LLVM constitutes the foundation of the compilation infrastructure used throughout the process, being responsible for generating, optimizing, and transforming intermediate representation into executable low-level code. In the context of vLLM, its role is essential to enable efficient execution of GPU kernels, especially those defined by Triton, which rely directly on its compilation backends (components responsible for generating optimized code for different hardware architectures). Triton, in turn, acts as the component responsible for defining and executing GPU-optimized kernels, playing a central role in the inference efficiency of language models. Its integration with LLVM allows generating highly optimized code for different architectures. PyTorch provides the foundation for tensor manipulation and model execution, offering the fundamental operations for GPU inference, in addition to serving as an interface to acceleration mechanisms and low-level libraries.

Dependency flow for compiling vLLM on Power9.

Due to the lack of native support for these packages on the ppc64le architecture, their use on IBM POWER9 required several adaptations based on the official repositories of these tools. These modifications ranged from fixing incompatibilities in specific methods to adjusting sub-dependencies that did not support the ppc64le architecture, as well as using Conda to help manage environments and dependencies. In some cases, manual compilation of additional components was also necessary. After overcoming these challenges, it became possible to install and run vLLM on the IBM POWER9 environment.

Due to the large number of steps involved, the step-by-step detailed procedures are presented in this link: vllm installation guide. It is worth noting that each of the steps described is essential to guarantee the correct compilation and execution of vLLM in the proposed environment.

Containerization

During the installation process, it was observed that the large number of involved steps could make environment reproduction difficult and lead to inconsistent scenarios. Because of this, we chose containerization of the solution as a way to make the experiment reproducible, portable, and simpler to use for other users.

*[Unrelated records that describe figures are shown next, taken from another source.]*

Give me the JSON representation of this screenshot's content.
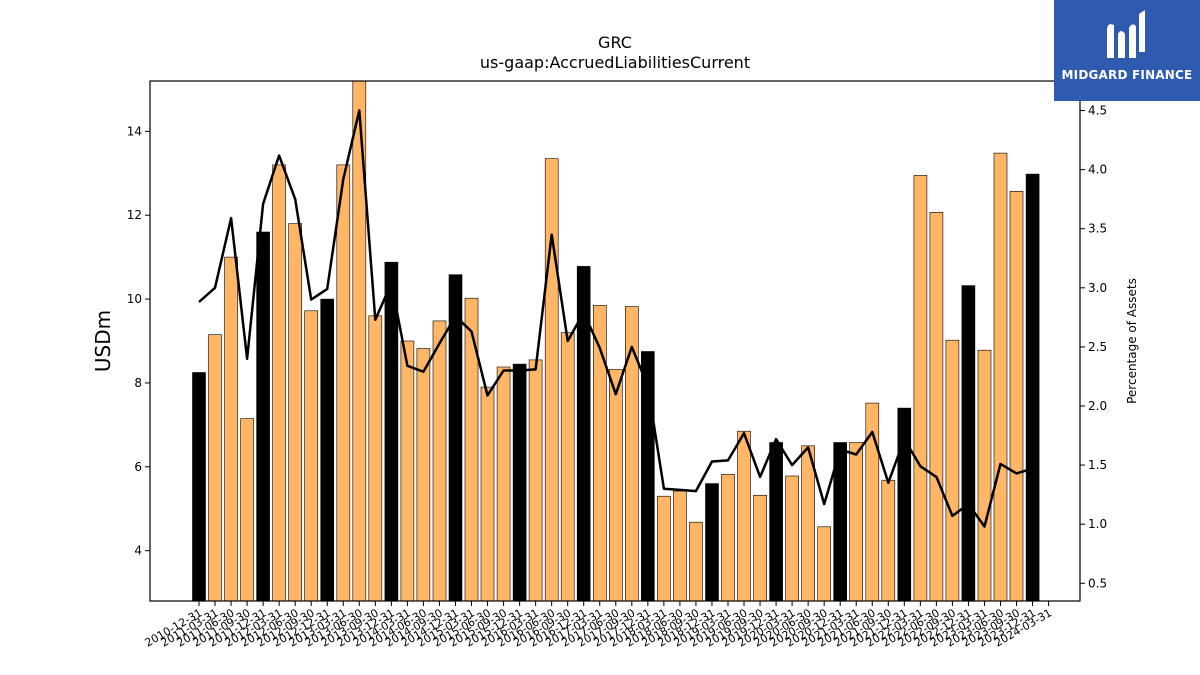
{
  "chart_data": {
    "type": "bar",
    "title": "GRC",
    "subtitle": "us-gaap:AccruedLiabilitiesCurrent",
    "ylabel": "USDm",
    "y2label": "Percentage of Assets",
    "ylim": [
      2.8,
      15.2
    ],
    "y2lim": [
      0.35,
      4.75
    ],
    "yticks": [
      4,
      6,
      8,
      10,
      12,
      14
    ],
    "y2ticks": [
      0.5,
      1.0,
      1.5,
      2.0,
      2.5,
      3.0,
      3.5,
      4.0,
      4.5
    ],
    "categories": [
      "2010-12-31",
      "2011-03-31",
      "2011-06-30",
      "2011-09-30",
      "2011-12-31",
      "2012-03-31",
      "2012-06-30",
      "2012-09-30",
      "2012-12-31",
      "2013-03-31",
      "2013-06-30",
      "2013-09-30",
      "2013-12-31",
      "2014-03-31",
      "2014-06-30",
      "2014-09-30",
      "2014-12-31",
      "2015-03-31",
      "2015-06-30",
      "2015-09-30",
      "2015-12-31",
      "2016-03-31",
      "2016-06-30",
      "2016-09-30",
      "2016-12-31",
      "2017-03-31",
      "2017-06-30",
      "2017-09-30",
      "2017-12-31",
      "2018-03-31",
      "2018-06-30",
      "2018-09-30",
      "2018-12-31",
      "2019-03-31",
      "2019-06-30",
      "2019-09-30",
      "2019-12-31",
      "2020-03-31",
      "2020-06-30",
      "2020-09-30",
      "2020-12-31",
      "2021-03-31",
      "2021-06-30",
      "2021-09-30",
      "2021-12-31",
      "2022-03-31",
      "2022-06-30",
      "2022-09-30",
      "2022-12-31",
      "2023-03-31",
      "2023-06-30",
      "2023-09-30",
      "2023-12-31",
      "2024-03-31"
    ],
    "series": [
      {
        "values": [
          8.25,
          9.15,
          11.0,
          7.15,
          11.6,
          13.2,
          11.8,
          9.72,
          10.0,
          13.2,
          15.25,
          9.6,
          10.88,
          9.0,
          8.82,
          9.48,
          10.58,
          10.02,
          7.9,
          8.38,
          8.45,
          8.55,
          13.35,
          9.2,
          10.78,
          9.85,
          8.32,
          9.82,
          8.75,
          5.3,
          5.42,
          4.68,
          5.6,
          5.82,
          6.85,
          5.32,
          6.58,
          5.78,
          6.5,
          4.57,
          6.58,
          6.58,
          7.52,
          5.68,
          7.4,
          12.95,
          12.07,
          9.02,
          10.32,
          8.78,
          13.48,
          12.57,
          12.98,
          null
        ]
      },
      {
        "values": [
          2.88,
          3.0,
          3.59,
          2.4,
          3.71,
          4.12,
          3.75,
          2.9,
          2.99,
          3.92,
          4.5,
          2.73,
          3.04,
          2.34,
          2.29,
          2.53,
          2.76,
          2.63,
          2.09,
          2.3,
          2.3,
          2.31,
          3.45,
          2.55,
          2.79,
          2.49,
          2.1,
          2.5,
          2.17,
          1.3,
          1.29,
          1.28,
          1.53,
          1.54,
          1.77,
          1.4,
          1.72,
          1.5,
          1.65,
          1.17,
          1.63,
          1.59,
          1.78,
          1.35,
          1.72,
          1.49,
          1.4,
          1.07,
          1.17,
          0.98,
          1.51,
          1.43,
          1.47,
          null
        ]
      }
    ],
    "year_end_color": "#000000",
    "quarter_color": "#ffb666",
    "line_color": "#000000"
  },
  "logo": {
    "text": "MIDGARD FINANCE",
    "bg": "#2e5bb0"
  }
}
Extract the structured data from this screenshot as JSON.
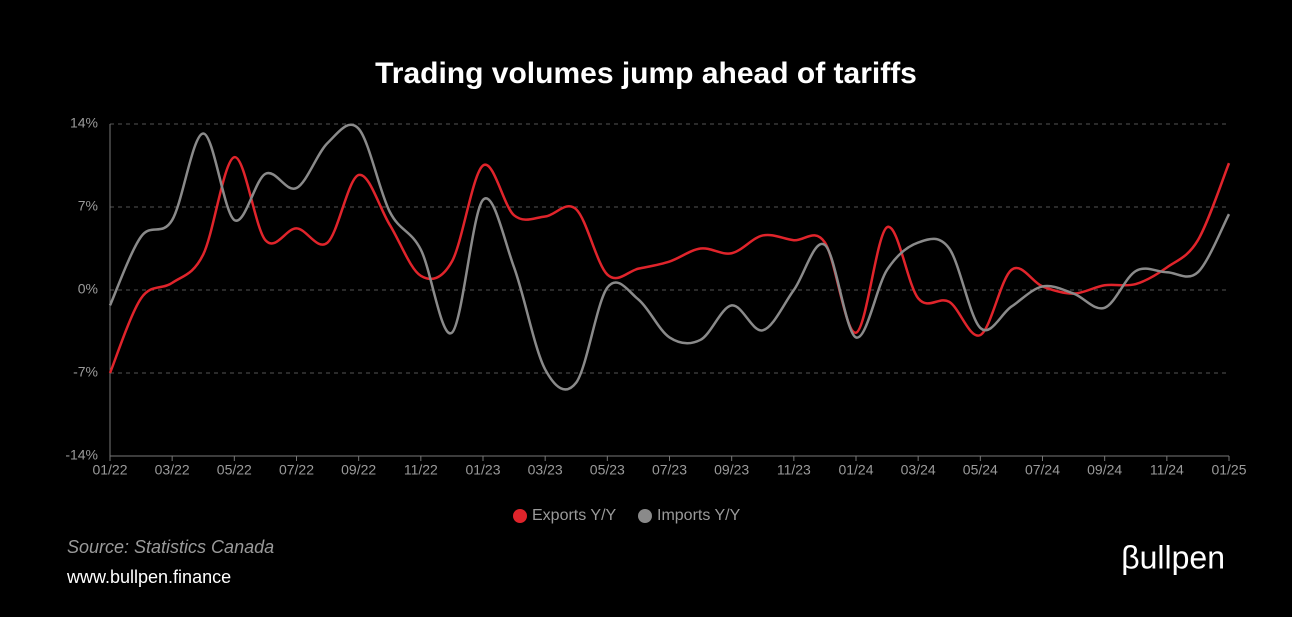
{
  "chart_data": {
    "type": "line",
    "title": "Trading volumes jump ahead of tariffs",
    "categories": [
      "01/22",
      null,
      "03/22",
      null,
      "05/22",
      null,
      "07/22",
      null,
      "09/22",
      null,
      "11/22",
      null,
      "01/23",
      null,
      "03/23",
      null,
      "05/23",
      null,
      "07/23",
      null,
      "09/23",
      null,
      "11/23",
      null,
      "01/24",
      null,
      "03/24",
      null,
      "05/24",
      null,
      "07/24",
      null,
      "09/24",
      null,
      "11/24",
      null,
      "01/25"
    ],
    "series": [
      {
        "name": "Exports Y/Y",
        "color": "#e0242b",
        "values": [
          -7.0,
          -0.7,
          0.6,
          3.0,
          11.2,
          4.2,
          5.2,
          4.0,
          9.7,
          5.5,
          1.2,
          2.4,
          10.5,
          6.3,
          6.2,
          6.8,
          1.3,
          1.8,
          2.4,
          3.5,
          3.1,
          4.6,
          4.2,
          4.0,
          -3.6,
          5.3,
          -0.7,
          -1.0,
          -3.8,
          1.7,
          0.3,
          -0.3,
          0.4,
          0.5,
          1.9,
          4.2,
          10.7
        ]
      },
      {
        "name": "Imports Y/Y",
        "color": "#8a8a8a",
        "values": [
          -1.3,
          4.5,
          5.9,
          13.2,
          5.9,
          9.8,
          8.6,
          12.4,
          13.6,
          6.6,
          3.4,
          -3.6,
          7.6,
          1.9,
          -6.7,
          -7.8,
          0.2,
          -0.8,
          -4.0,
          -4.2,
          -1.3,
          -3.4,
          0.0,
          3.8,
          -4.0,
          1.7,
          4.0,
          3.5,
          -3.2,
          -1.4,
          0.3,
          -0.3,
          -1.5,
          1.6,
          1.5,
          1.5,
          6.4
        ]
      }
    ],
    "ylim": [
      -14,
      14
    ],
    "yticks": [
      {
        "value": -14,
        "label": "-14%"
      },
      {
        "value": -7,
        "label": "-7%"
      },
      {
        "value": 0,
        "label": "0%"
      },
      {
        "value": 7,
        "label": "7%"
      },
      {
        "value": 14,
        "label": "14%"
      }
    ],
    "grid": true,
    "legend": "bottom"
  },
  "footer": {
    "source": "Source: Statistics Canada",
    "website": "www.bullpen.finance",
    "brand": "βullpen"
  }
}
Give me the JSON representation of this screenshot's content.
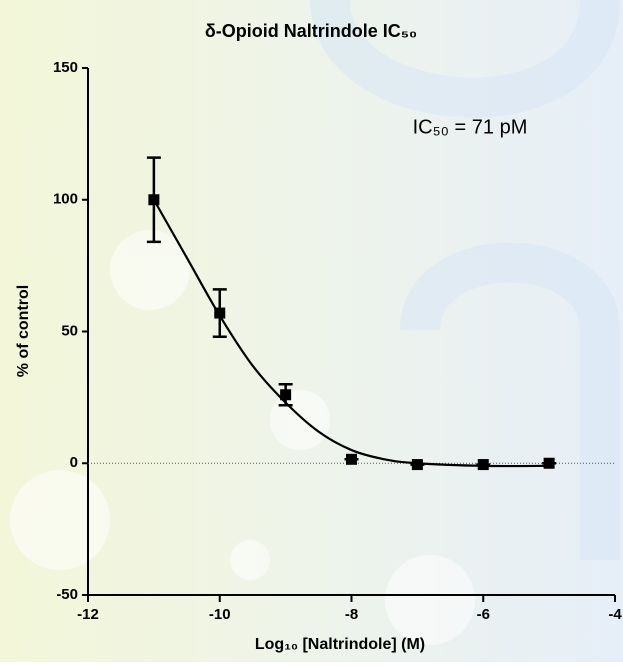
{
  "chart_data": {
    "type": "scatter",
    "title": "δ-Opioid Naltrindole IC₅₀",
    "annotation": "IC₅₀ = 71 pM",
    "x_label": "Log₁₀ [Naltrindole] (M)",
    "y_label": "% of control",
    "x": [
      -11,
      -10,
      -9,
      -8,
      -7,
      -6,
      -5
    ],
    "values": [
      100,
      57,
      26,
      1.5,
      -0.5,
      -0.5,
      0
    ],
    "errors": [
      16,
      9,
      4,
      0,
      0,
      0,
      0
    ],
    "color": "#000000",
    "fit_x": [
      -11,
      -10.5,
      -10,
      -9.5,
      -9,
      -8.5,
      -8,
      -7.5,
      -7,
      -6,
      -5
    ],
    "fit_values": [
      100,
      78,
      56,
      37,
      23,
      12,
      5,
      1.5,
      0,
      -1,
      -1
    ],
    "xlim": [
      -12,
      -4
    ],
    "xticks": [
      -12,
      -10,
      -8,
      -6,
      -4
    ],
    "ylim": [
      -50,
      150
    ],
    "yticks": [
      -50,
      0,
      50,
      100,
      150
    ],
    "zero_line": true
  }
}
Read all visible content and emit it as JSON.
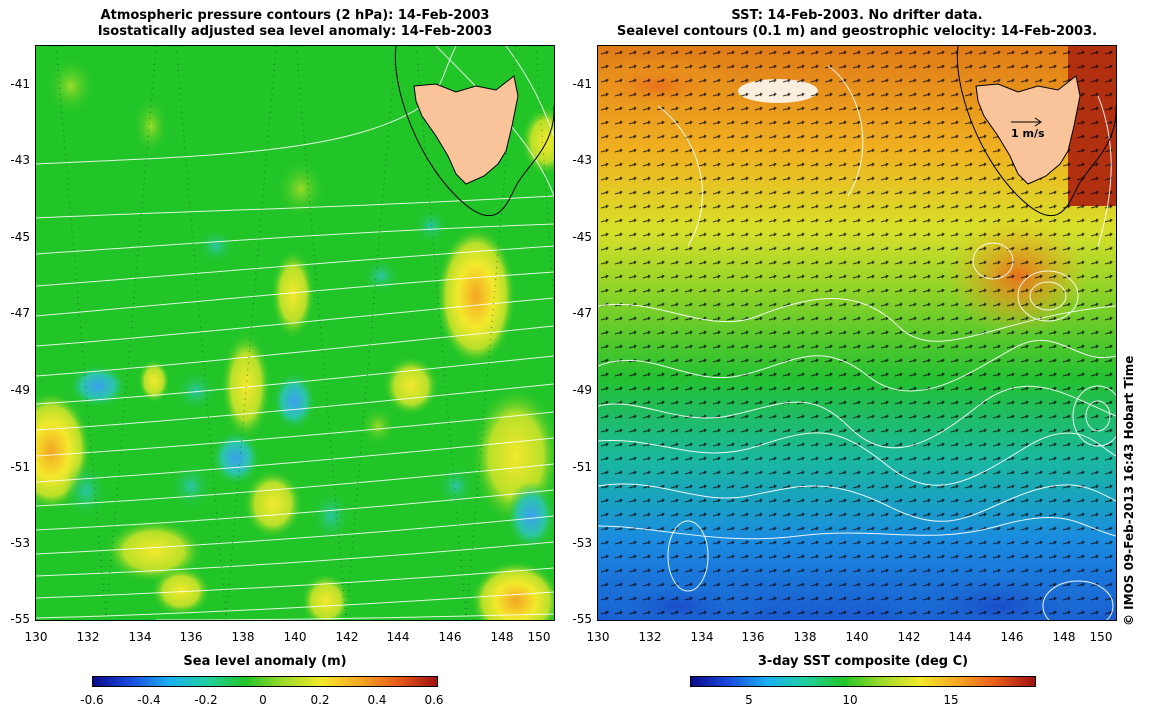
{
  "left_panel": {
    "title_line1": "Atmospheric pressure contours (2 hPa): 14-Feb-2003",
    "title_line2": "Isostatically adjusted sea level anomaly: 14-Feb-2003",
    "colorbar_title": "Sea level anomaly (m)",
    "colorbar_labels": [
      "-0.6",
      "-0.4",
      "-0.2",
      "0",
      "0.2",
      "0.4",
      "0.6"
    ]
  },
  "right_panel": {
    "title_line1": "SST: 14-Feb-2003. No drifter data.",
    "title_line2": "Sealevel contours (0.1 m) and geostrophic velocity: 14-Feb-2003.",
    "colorbar_title": "3-day SST composite (deg C)",
    "colorbar_labels": [
      "5",
      "10",
      "15"
    ],
    "velocity_scale_label": "1 m/s"
  },
  "axes": {
    "lat_ticks": [
      "-41",
      "-43",
      "-45",
      "-47",
      "-49",
      "-51",
      "-53",
      "-55"
    ],
    "lon_ticks": [
      "130",
      "132",
      "134",
      "136",
      "138",
      "140",
      "142",
      "144",
      "146",
      "148",
      "150"
    ]
  },
  "credit": "© IMOS 09-Feb-2013 16:43 Hobart Time",
  "colors": {
    "land": "#f9c49a",
    "sla_background": "#22c528",
    "sst_warm": "#e68a1a",
    "sst_cold": "#1a6ae8"
  }
}
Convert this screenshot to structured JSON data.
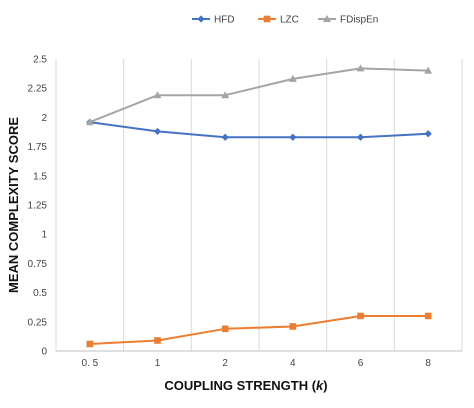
{
  "chart_data": {
    "type": "line",
    "categories": [
      "0.5",
      "1",
      "2",
      "4",
      "6",
      "8"
    ],
    "series": [
      {
        "name": "HFD",
        "values": [
          1.96,
          1.88,
          1.83,
          1.83,
          1.83,
          1.86
        ],
        "color": "#4472C4",
        "marker": "diamond"
      },
      {
        "name": "LZC",
        "values": [
          0.06,
          0.09,
          0.19,
          0.21,
          0.3,
          0.3
        ],
        "color": "#ED7D31",
        "marker": "square"
      },
      {
        "name": "FDispEn",
        "values": [
          1.96,
          2.19,
          2.19,
          2.33,
          2.42,
          2.4
        ],
        "color": "#A5A5A5",
        "marker": "triangle"
      }
    ],
    "xtick_labels": [
      "0. 5",
      "1",
      "2",
      "4",
      "6",
      "8"
    ],
    "ytick_labels": [
      "0",
      "0.25",
      "0.5",
      "0.75",
      "1",
      "1.25",
      "1.5",
      "1.75",
      "2",
      "2.25",
      "2.5"
    ],
    "xlabel": "COUPLING STRENGTH (k)",
    "ylabel": "MEAN COMPLEXITY SCORE",
    "ylim": [
      0,
      2.5
    ],
    "yticks": [
      0,
      0.25,
      0.5,
      0.75,
      1,
      1.25,
      1.5,
      1.75,
      2,
      2.25,
      2.5
    ],
    "grid": "vertical",
    "legend": "top-right"
  }
}
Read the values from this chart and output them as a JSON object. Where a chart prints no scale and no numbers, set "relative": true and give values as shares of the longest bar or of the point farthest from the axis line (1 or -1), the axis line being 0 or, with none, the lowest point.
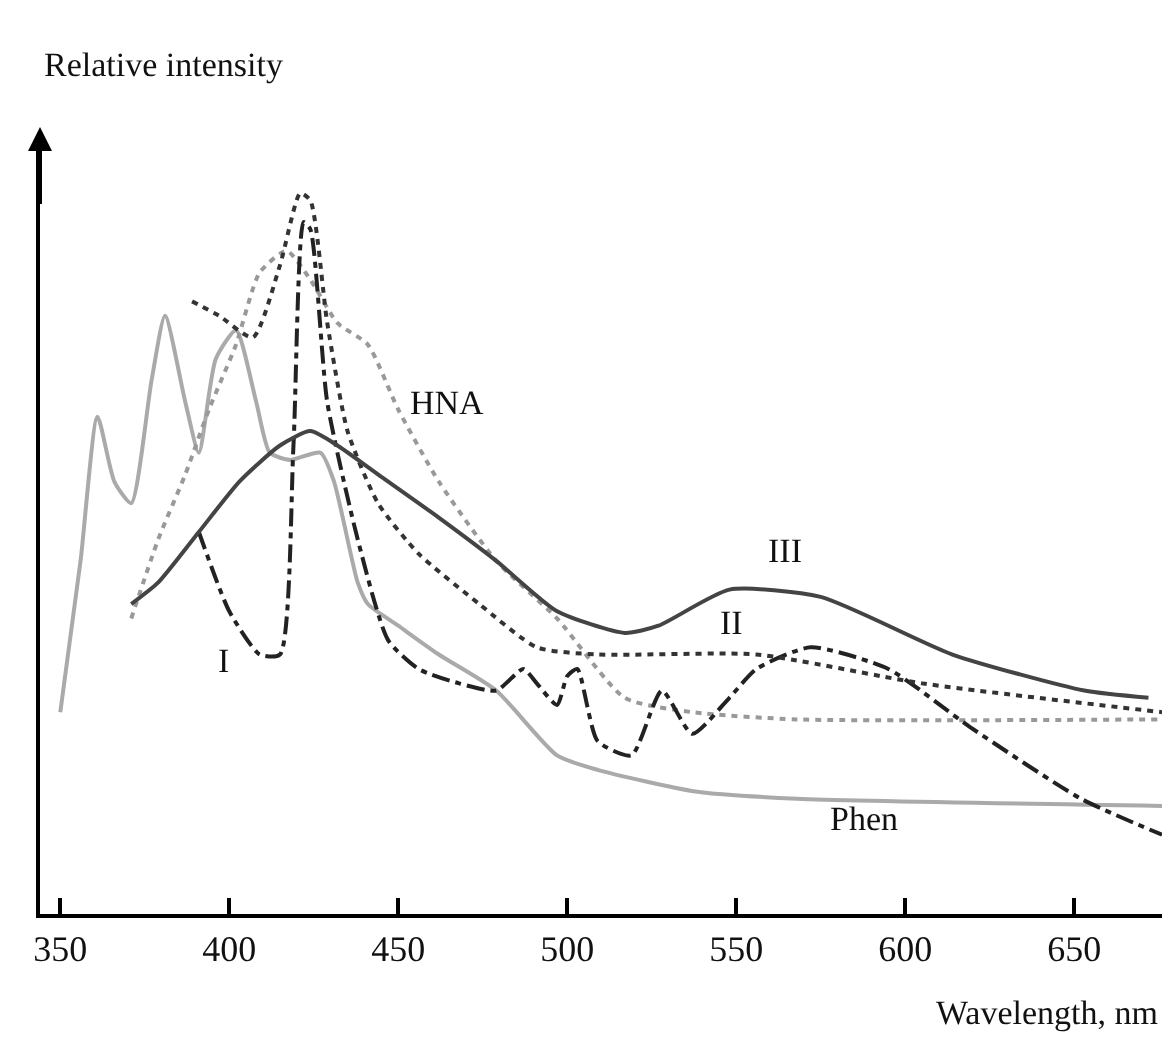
{
  "chart_data": {
    "type": "line",
    "relative": true,
    "xlabel": "Wavelength, nm",
    "ylabel": "Relative intensity",
    "xlim": [
      344,
      676
    ],
    "xticks": [
      350,
      400,
      450,
      500,
      550,
      600,
      650
    ],
    "marker": "none",
    "annotations": [
      "HNA",
      "III",
      "II",
      "I",
      "Phen"
    ],
    "series": [
      {
        "color": "#aaaaaa",
        "line_style": "solid",
        "x": [
          350,
          356,
          361,
          366,
          371,
          377,
          381,
          387,
          391,
          396,
          402,
          408,
          412,
          418,
          427,
          431,
          438,
          441,
          450,
          462,
          479,
          497,
          509,
          538,
          568,
          676
        ],
        "values": [
          0.28,
          0.49,
          0.69,
          0.6,
          0.57,
          0.74,
          0.83,
          0.71,
          0.64,
          0.77,
          0.81,
          0.71,
          0.64,
          0.63,
          0.64,
          0.6,
          0.46,
          0.43,
          0.4,
          0.36,
          0.31,
          0.22,
          0.2,
          0.17,
          0.16,
          0.15
        ]
      },
      {
        "color": "#999999",
        "line_style": "dotted",
        "x": [
          371,
          379,
          387,
          394,
          402,
          409,
          417,
          424,
          432,
          441,
          450,
          462,
          479,
          497,
          517,
          537,
          568,
          676
        ],
        "values": [
          0.41,
          0.52,
          0.61,
          0.7,
          0.79,
          0.89,
          0.92,
          0.88,
          0.82,
          0.79,
          0.7,
          0.6,
          0.49,
          0.41,
          0.3,
          0.28,
          0.27,
          0.27
        ]
      },
      {
        "color": "#222222",
        "line_style": "dashdot",
        "x": [
          391,
          400,
          409,
          415,
          419,
          422,
          424,
          429,
          438,
          447,
          456,
          468,
          479,
          487,
          491,
          497,
          500,
          503,
          509,
          519,
          528,
          537,
          548,
          556,
          572,
          595,
          619,
          652,
          676
        ],
        "values": [
          0.53,
          0.42,
          0.36,
          0.36,
          0.65,
          0.96,
          0.95,
          0.71,
          0.52,
          0.38,
          0.34,
          0.32,
          0.31,
          0.34,
          0.32,
          0.29,
          0.33,
          0.34,
          0.24,
          0.22,
          0.31,
          0.25,
          0.3,
          0.34,
          0.37,
          0.34,
          0.26,
          0.16,
          0.11
        ]
      },
      {
        "color": "#333333",
        "line_style": "dotted",
        "x": [
          389,
          397,
          407,
          415,
          421,
          424,
          429,
          435,
          444,
          456,
          474,
          491,
          509,
          556,
          605,
          676
        ],
        "values": [
          0.85,
          0.83,
          0.8,
          0.9,
          1.0,
          0.99,
          0.82,
          0.67,
          0.57,
          0.5,
          0.43,
          0.37,
          0.36,
          0.36,
          0.32,
          0.28
        ]
      },
      {
        "color": "#444444",
        "line_style": "solid",
        "x": [
          371,
          379,
          391,
          403,
          415,
          424,
          432,
          444,
          462,
          479,
          497,
          517,
          527,
          548,
          575,
          614,
          653,
          672
        ],
        "values": [
          0.43,
          0.46,
          0.53,
          0.6,
          0.65,
          0.67,
          0.65,
          0.61,
          0.55,
          0.49,
          0.42,
          0.39,
          0.4,
          0.45,
          0.44,
          0.36,
          0.31,
          0.3
        ]
      }
    ]
  }
}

For this, we provide (in this repository) scripts responsible for both building the images and automating execution, organizing all necessary steps. These scripts perform tasks such as identifying available resources, copying required CUDA binaries, and starting vLLM properly.

Execution was simplified so that the user only needs to provide the local path of the model to be used. Parameters such as port, number of GPUs, and image to be executed are optional and have predefined default values.

Repository developed for running vLLM via containers.

Additionally, we provide a video (vLLM Power9 demonstration) that demonstrates the use of vLLM from the provided repository.

Final Considerations

With the resources provided in this repository, it became possible to automate the process of installing and using vLLM on ppc64le architectures with V100 GPUs.

In the context of the IBM-MultiArq project, this solution proves especially relevant for using InstructLab, enabling local execution of teacher models via vLLM, expanding experimentation and development possibilities within the proposed environment.

Next Steps

As a continuation of this work, we propose conducting a comparative performance study between llama-cpp and vLLM. Additionally, the repository was structured to provide continuous support for vLLM, including its adaptation to future versions, the identification of remaining limitations, and the evolution of solutions as new challenges arise.